Бэзил прождал четверть часа, прежде чем услышал, как дверь столовой открылась и несколько человек, громко переговариваясь и смеясь, стали подниматься по лестнице. Потом зазвенел голос его матери, он звучал четко и уверенно, как всегда.
— Вы все должны удобно устроиться. Мне нужно кое с кем поговорить, и я не разрешаю никому из вас выходить отсюда, пока я не вернусь.
Через мгновение появилась леди Визард. Улыбка еще играла у нее на губах, и подозрения, которые Бэзил все это время гордо отметал прочь, сменились полной уверенностью. Казалось, его мать ничуть не подавлена и не сконфужена, напротив, отлично владеет ситуацией. В ней было не меньше стати и гордости, чем в последний раз, когда они виделись. Он ожидал обнаружить мать во власянице на руинах былой жизни, но нет: она красовалась в платье Пакен[29], отличавшемся невиданной броскостью, которую могла позволить себе лишь она. Смуглая, с огромными сверкающими глазами и великолепными волосами, она едва не шокировала своей экстравагантной яркостью и обилием самых разных оттенков, словно какая-нибудь цыганка королевских кровей. Ее рост был необычен, фигура — роскошна, и, умея блестяще себя подать, она передвигалась с величием восточной королевы.

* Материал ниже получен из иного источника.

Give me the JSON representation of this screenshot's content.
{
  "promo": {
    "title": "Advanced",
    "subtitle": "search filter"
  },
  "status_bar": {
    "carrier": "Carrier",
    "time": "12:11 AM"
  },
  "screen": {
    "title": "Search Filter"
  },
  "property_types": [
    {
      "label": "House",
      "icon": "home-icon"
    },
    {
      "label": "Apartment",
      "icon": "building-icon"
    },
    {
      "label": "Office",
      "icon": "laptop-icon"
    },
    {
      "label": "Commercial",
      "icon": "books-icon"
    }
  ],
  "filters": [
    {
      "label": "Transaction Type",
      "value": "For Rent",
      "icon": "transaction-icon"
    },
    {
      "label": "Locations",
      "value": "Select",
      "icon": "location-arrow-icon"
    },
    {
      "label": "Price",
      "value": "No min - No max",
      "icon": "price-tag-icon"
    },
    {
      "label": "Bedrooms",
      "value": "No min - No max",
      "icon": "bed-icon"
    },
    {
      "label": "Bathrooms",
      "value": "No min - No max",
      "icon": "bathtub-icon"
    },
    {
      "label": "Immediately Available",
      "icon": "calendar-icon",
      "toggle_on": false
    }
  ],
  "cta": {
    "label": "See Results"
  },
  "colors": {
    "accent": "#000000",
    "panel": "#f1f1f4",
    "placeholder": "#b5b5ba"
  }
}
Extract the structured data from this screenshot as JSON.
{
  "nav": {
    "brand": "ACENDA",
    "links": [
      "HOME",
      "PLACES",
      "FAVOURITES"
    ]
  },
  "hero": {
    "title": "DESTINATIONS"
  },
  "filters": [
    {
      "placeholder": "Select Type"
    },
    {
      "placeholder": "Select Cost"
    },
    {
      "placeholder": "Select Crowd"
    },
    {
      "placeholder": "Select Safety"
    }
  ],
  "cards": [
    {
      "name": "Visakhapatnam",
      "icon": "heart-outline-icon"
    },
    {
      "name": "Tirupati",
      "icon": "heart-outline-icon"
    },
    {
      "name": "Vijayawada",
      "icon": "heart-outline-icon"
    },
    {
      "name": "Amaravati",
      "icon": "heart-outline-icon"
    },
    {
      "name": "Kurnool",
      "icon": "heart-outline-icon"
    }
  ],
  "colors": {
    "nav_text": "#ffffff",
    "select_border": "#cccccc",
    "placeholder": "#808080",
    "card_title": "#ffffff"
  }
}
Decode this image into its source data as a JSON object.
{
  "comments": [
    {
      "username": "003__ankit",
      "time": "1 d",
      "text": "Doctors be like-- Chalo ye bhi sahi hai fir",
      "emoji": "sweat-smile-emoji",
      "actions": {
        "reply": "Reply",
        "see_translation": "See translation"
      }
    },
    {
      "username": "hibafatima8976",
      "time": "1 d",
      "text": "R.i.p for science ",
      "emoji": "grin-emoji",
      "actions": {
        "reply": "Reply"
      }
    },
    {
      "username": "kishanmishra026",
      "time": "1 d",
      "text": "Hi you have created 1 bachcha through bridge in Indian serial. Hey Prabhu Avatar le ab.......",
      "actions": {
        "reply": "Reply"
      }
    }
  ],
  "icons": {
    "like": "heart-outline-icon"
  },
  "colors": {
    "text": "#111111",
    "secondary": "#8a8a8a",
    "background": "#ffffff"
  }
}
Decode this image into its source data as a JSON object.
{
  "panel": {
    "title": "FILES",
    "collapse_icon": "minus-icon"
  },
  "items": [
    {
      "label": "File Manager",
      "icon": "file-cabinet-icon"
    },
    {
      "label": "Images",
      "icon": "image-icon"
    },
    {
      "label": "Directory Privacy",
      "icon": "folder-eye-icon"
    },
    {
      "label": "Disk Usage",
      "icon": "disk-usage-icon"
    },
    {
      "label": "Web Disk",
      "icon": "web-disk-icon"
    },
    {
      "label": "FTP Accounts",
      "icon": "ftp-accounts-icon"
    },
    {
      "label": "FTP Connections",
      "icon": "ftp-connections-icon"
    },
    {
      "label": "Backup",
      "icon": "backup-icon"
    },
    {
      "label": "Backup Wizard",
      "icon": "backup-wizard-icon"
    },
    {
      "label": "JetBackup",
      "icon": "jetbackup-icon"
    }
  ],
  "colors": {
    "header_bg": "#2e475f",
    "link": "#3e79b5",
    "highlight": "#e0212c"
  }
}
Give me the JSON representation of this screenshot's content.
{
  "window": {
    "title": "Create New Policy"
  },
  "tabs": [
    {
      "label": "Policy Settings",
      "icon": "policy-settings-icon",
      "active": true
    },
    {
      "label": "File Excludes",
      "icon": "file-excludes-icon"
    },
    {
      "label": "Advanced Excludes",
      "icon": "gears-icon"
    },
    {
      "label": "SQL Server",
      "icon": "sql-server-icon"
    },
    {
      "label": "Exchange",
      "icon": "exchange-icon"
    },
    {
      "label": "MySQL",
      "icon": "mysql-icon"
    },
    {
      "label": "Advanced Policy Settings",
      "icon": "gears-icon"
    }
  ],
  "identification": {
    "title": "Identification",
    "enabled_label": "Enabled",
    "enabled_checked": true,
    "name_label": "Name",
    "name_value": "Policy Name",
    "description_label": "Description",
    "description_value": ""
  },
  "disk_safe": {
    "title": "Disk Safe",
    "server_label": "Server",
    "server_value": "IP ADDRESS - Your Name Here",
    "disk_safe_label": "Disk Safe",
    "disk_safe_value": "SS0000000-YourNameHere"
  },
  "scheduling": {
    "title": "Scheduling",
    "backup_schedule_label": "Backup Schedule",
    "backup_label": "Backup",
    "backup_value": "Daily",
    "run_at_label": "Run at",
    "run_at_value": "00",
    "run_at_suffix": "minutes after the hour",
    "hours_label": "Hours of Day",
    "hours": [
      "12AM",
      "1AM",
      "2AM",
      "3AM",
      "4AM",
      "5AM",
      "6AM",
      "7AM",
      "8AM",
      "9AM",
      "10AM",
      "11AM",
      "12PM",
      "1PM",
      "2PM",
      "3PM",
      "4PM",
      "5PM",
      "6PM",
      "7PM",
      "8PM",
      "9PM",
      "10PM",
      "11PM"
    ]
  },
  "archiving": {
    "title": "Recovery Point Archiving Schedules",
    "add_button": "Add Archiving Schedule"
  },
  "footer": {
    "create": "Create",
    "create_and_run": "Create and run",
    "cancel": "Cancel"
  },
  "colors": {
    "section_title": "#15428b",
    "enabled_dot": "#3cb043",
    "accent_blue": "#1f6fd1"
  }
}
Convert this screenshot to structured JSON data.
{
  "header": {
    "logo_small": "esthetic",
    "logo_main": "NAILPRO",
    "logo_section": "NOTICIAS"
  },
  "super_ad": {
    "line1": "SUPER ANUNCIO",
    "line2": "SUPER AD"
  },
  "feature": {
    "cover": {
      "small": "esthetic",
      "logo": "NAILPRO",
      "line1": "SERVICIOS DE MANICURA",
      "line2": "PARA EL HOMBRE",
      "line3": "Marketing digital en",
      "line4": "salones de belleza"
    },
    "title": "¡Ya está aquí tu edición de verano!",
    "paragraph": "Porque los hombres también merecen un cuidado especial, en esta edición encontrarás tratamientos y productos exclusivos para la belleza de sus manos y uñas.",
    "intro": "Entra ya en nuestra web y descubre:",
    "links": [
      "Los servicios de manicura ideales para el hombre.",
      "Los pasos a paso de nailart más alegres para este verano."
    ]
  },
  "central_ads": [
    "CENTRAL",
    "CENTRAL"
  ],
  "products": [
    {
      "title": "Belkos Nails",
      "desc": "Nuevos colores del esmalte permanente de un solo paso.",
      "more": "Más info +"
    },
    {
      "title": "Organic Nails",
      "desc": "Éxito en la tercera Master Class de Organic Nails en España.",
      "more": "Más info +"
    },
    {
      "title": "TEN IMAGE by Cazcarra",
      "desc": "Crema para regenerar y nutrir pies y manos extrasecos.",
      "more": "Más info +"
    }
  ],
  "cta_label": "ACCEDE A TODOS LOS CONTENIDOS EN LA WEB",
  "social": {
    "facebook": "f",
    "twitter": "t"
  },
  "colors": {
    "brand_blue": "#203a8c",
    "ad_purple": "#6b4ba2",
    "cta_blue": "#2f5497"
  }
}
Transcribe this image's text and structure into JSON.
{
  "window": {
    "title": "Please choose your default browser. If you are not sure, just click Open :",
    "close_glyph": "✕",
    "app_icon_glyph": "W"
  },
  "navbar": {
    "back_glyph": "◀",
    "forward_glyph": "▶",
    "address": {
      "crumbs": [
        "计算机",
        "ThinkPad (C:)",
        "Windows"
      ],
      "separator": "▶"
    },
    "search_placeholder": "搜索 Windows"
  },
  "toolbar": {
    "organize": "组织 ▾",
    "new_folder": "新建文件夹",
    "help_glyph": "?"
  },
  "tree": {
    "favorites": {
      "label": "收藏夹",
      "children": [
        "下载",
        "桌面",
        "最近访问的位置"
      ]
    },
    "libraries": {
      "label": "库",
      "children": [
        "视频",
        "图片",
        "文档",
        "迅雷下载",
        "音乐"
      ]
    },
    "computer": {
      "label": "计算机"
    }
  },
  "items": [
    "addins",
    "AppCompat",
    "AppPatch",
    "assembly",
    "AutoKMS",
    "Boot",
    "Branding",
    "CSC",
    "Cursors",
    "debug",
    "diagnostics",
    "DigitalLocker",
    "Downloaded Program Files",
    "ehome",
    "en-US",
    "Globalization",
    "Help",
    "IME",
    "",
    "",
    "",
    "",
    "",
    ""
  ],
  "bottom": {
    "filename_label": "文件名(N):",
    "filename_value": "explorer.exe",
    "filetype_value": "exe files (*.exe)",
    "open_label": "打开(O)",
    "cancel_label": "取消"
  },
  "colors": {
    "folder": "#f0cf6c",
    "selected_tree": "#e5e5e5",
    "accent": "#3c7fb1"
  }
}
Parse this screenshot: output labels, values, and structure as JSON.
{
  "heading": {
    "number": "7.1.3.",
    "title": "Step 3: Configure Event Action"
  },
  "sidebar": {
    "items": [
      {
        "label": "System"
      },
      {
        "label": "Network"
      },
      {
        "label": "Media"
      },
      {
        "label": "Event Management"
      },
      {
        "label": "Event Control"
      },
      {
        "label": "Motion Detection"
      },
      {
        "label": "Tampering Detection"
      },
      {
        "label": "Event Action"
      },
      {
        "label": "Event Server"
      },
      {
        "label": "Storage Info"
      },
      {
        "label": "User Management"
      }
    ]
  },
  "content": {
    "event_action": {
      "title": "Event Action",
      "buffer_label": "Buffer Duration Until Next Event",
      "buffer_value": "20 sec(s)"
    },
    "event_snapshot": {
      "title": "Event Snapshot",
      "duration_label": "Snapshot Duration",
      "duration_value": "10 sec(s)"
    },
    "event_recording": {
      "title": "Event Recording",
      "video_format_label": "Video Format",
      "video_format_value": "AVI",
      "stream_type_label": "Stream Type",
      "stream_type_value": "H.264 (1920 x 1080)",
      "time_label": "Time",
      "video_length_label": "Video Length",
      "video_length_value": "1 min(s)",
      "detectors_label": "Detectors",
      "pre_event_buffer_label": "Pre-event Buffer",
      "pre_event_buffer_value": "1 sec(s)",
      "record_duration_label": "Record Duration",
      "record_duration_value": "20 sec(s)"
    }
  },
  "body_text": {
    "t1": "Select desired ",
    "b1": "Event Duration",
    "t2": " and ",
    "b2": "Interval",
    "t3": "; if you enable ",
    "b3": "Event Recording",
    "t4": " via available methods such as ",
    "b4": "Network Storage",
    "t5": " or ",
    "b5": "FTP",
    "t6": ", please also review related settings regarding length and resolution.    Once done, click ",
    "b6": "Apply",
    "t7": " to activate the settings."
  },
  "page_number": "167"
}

— Как мило, что ты приехал, мой дорогой мальчик! — воскликнула она с улыбкой, обнажившей ее красивые зубы. — Полагаю, ты хочешь поздравить меня с победой. Почему же ты не зашел в столовую? Там было так весело. И тебе в самом деле пора немного decrasser[30]. — Она подставила Бэзилу щеку для поцелуя (разумеется, только этого и следовало ожидать от любящей, но при этом современной матери), но он отстранился. Даже его губы побледнели.
— Почему ты не сказала мне, что процесс заканчивается? — резко спросил он.
Леди Визард усмехнулась и взяла сигарету.